40) Incident Response

Runbooks for outages and safety escalations; alerts for cost spikes, refusal surges, or JSON invalidity; define on-call rotations and SLAs.

Section 5 — Practical Recipes & Interview Q&A

41) Recipe — Email Thread Summarizer

Summarize long email threads into a structured JSON digest for CRM updates.

SYSTEM: Return valid JSON only: 
{"subject":"string","participants":"string[]","summary":"string","action_items":[{"owner":"string","due":"YYYY-MM-DD","task":"string"}]}
USER: (paste email thread)

42) Recipe — Support Triage

Classify intent/severity; suggest response; optionally call ticketing tool. Log refusals for out-of-policy requests.

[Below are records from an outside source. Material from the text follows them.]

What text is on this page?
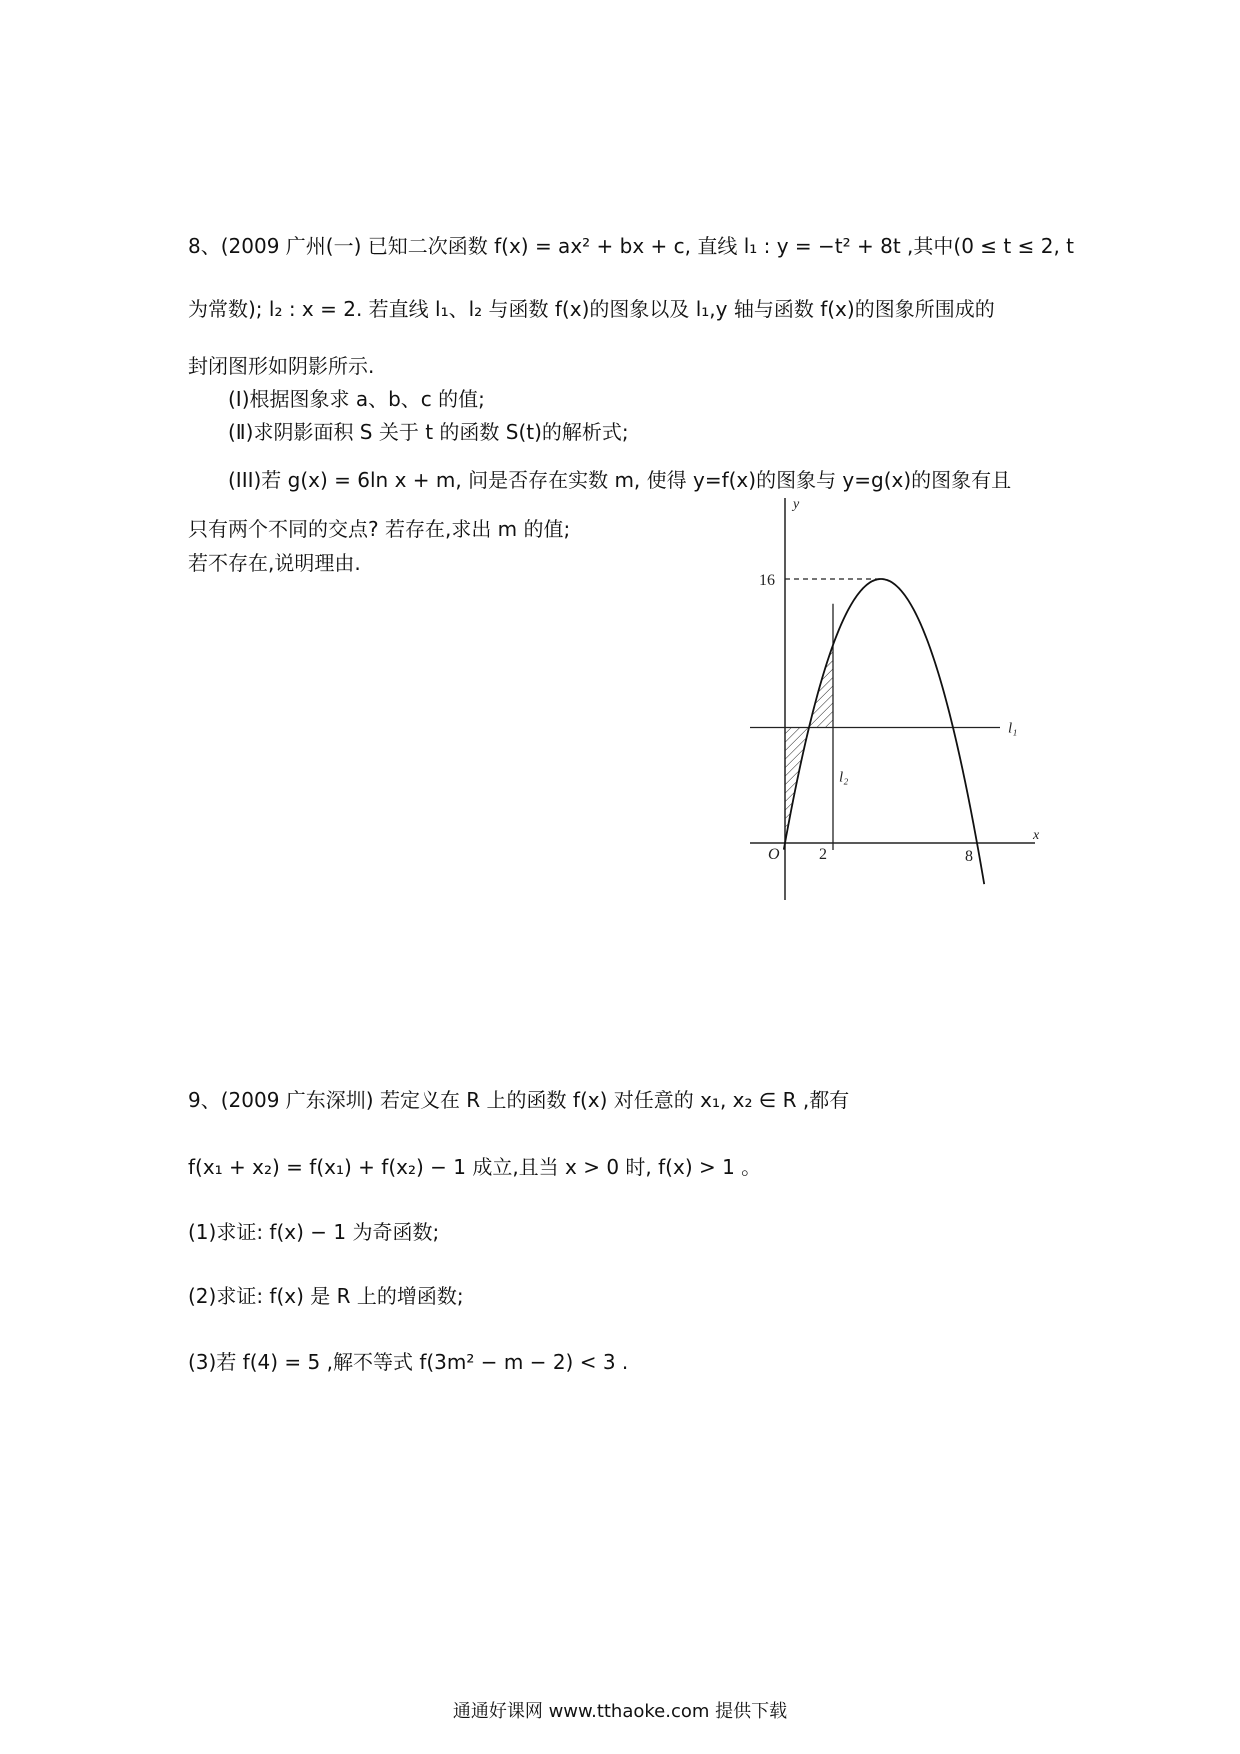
8、(2009 广州(一) 已知二次函数 f(x) = ax² + bx + c, 直线 l₁ : y = −t² + 8t ,其中(0 ≤ t ≤ 2, t
为常数); l₂ : x = 2. 若直线 l₁、l₂ 与函数 f(x)的图象以及 l₁,y 轴与函数 f(x)的图象所围成的
封闭图形如阴影所示.
(Ⅰ)根据图象求 a、b、c 的值;
(Ⅱ)求阴影面积 S 关于 t 的函数 S(t)的解析式;
(III)若 g(x) = 6ln x + m, 问是否存在实数 m, 使得 y=f(x)的图象与 y=g(x)的图象有且
只有两个不同的交点? 若存在,求出 m 的值;
若不存在,说明理由.
y
x
O
16
2	8
l₁
l₂
9、(2009 广东深圳) 若定义在 R 上的函数 f(x) 对任意的 x₁, x₂ ∈ R ,都有
f(x₁ + x₂) = f(x₁) + f(x₂) − 1 成立,且当 x > 0 时, f(x) > 1 。
(1)求证: f(x) − 1 为奇函数;
(2)求证: f(x) 是 R 上的增函数;
(3)若 f(4) = 5 ,解不等式 f(3m² − m − 2) < 3 .
通通好课网 www.tthaoke.com 提供下载
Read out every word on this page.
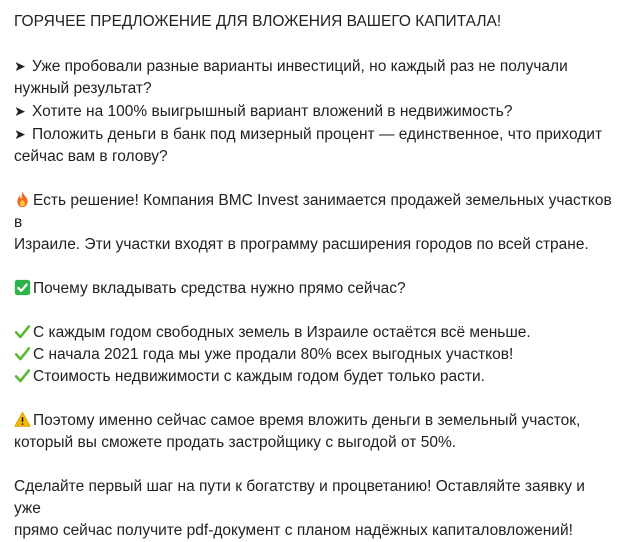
ГОРЯЧЕЕ ПРЕДЛОЖЕНИЕ ДЛЯ ВЛОЖЕНИЯ ВАШЕГО КАПИТАЛА!
➤ Уже пробовали разные варианты инвестиций, но каждый раз не получали
нужный результат?
➤ Хотите на 100% выигрышный вариант вложений в недвижимость?
➤ Положить деньги в банк под мизерный процент — единственное, что приходит
сейчас вам в голову?
Есть решение! Компания BMC Invest занимается продажей земельных участков в
Израиле. Эти участки входят в программу расширения городов по всей стране.
Почему вкладывать средства нужно прямо сейчас?
С каждым годом свободных земель в Израиле остаётся всё меньше.
С начала 2021 года мы уже продали 80% всех выгодных участков!
Стоимость недвижимости с каждым годом будет только расти.
Поэтому именно сейчас самое время вложить деньги в земельный участок,
который вы сможете продать застройщику с выгодой от 50%.
Сделайте первый шаг на пути к богатству и процветанию! Оставляйте заявку и уже
прямо сейчас получите pdf-документ с планом надёжных капиталовложений!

43) Recipe — Code Review Assistant

Input: PR diff + context files. Ask for risks, complexity, test gaps, security concerns, and a minimal patch proposal. Require a test plan output.

44) Recipe — Contract Clause Extractor

Extract parties, dates, term, renewal, termination, governing law; cite clause numbers; return JSON only; allow “unknown”.

45) Recipe — Analytics Copilot

NL → classify schema → tool(generate_sql, allowlist) → run (RO) → summarize with caveats + small table. Enforce row caps & masking.

46) Common Pitfalls & Fixes

  • No schema → add strict JSON schema & validation
  • Hallucinations → RAG with citations + lower temperature
  • High cost → cache preambles, compress context, route to smaller models

47) 30-Day Adoption Plan

W1 prototype + guardrails → W2 RAG + tools + evals → W3 canary + SLOs → W4 broader rollout + cost alerts + playbooks.

48) Troubleshooting Cheats

Echo final prompt, check truncation, reduce temp/top-p, add exact few-shots, enforce JSON, split tasks, inspect tool args, log everything.

49) Security Notes (Enterprise)

PII minimization, tenant isolation, private egress/VPC, allow-listed tools/URLs only, rate limits, abuse detection, and redaction in logs.

50) Interview Q&A — 20 Practical Questions (Expanded)

1) Claude vs other LLMs? Strong long-context, cautious alignment, reliable JSON. Choose based on SLOs (latency, cost, quality) and governance needs.

2) When use fast vs reasoning tiers? Fast for classify/draft; reasoning for complex analysis and long-doc synthesis.

3) How to reduce hallucinations? Ground with RAG, demand citations, lower temperature, allow “unknown” answers.

4) Best practice for tool schemas? Small, single-purpose; strict JSON with enums; idempotent operations; include request IDs.

5) JSON reliability tips? “JSON only” system prompt + schema + server validation + auto-retry with error hints.

6) Latency tuning? Stream tokens, parallelize tools, prefetch retrieval, prune few-shots, regional routing.

7) RAG chunk size? 300–800 tokens, 10–20% overlap, metadata filters; measure citation precision/recall.

8) Handling long PDFs? Map summary → section QA with citations; structured extraction for tables (JSON).

9) Why outputs vary? Sampling. Lower temp/top-p; add exemplars; keep prompts stable; cache primers.

10) Observability must-haves? Tokens, latency, refusal rate, JSON validity, tool errors, citation coverage, cost/query.

11) Prompt injection defense? Strip untrusted instructions; fixed system prompt; sanitize tool args; never auto-execute code/URLs.

12) When to fine-tune? After prompt+RAG plateaus; for style/format stability. Keep evals to detect drift.

13) Multi-tenant isolation? Separate keys, indices, prompts, quotas, and logs; data tagging and access control at every layer.

14) Cost control? Model routing, caching, context compression, output caps, batch background jobs.

15) What’s truncation? Output cut off at token limit. Fix by shorter context/higher cap; detect and retry.

16) CI for prompts? Golden tests, Monte Carlo variants, schema checks; fail on KPI regression.

17) Data privacy? Redact PII, hash IDs, private networking, retention policies, audit trails.

18) Guardrail vs post-filter? Guardrails prevent unsafe content; post-filters normalize/format outputs. Use both.

19) SQL copilot safety? Allowlist functions/tables, read-only, cap rows, show provenance, mask PII.

20) Biggest gotcha? Shipping without evals, guardrails, or observability. Start small, measure, iterate.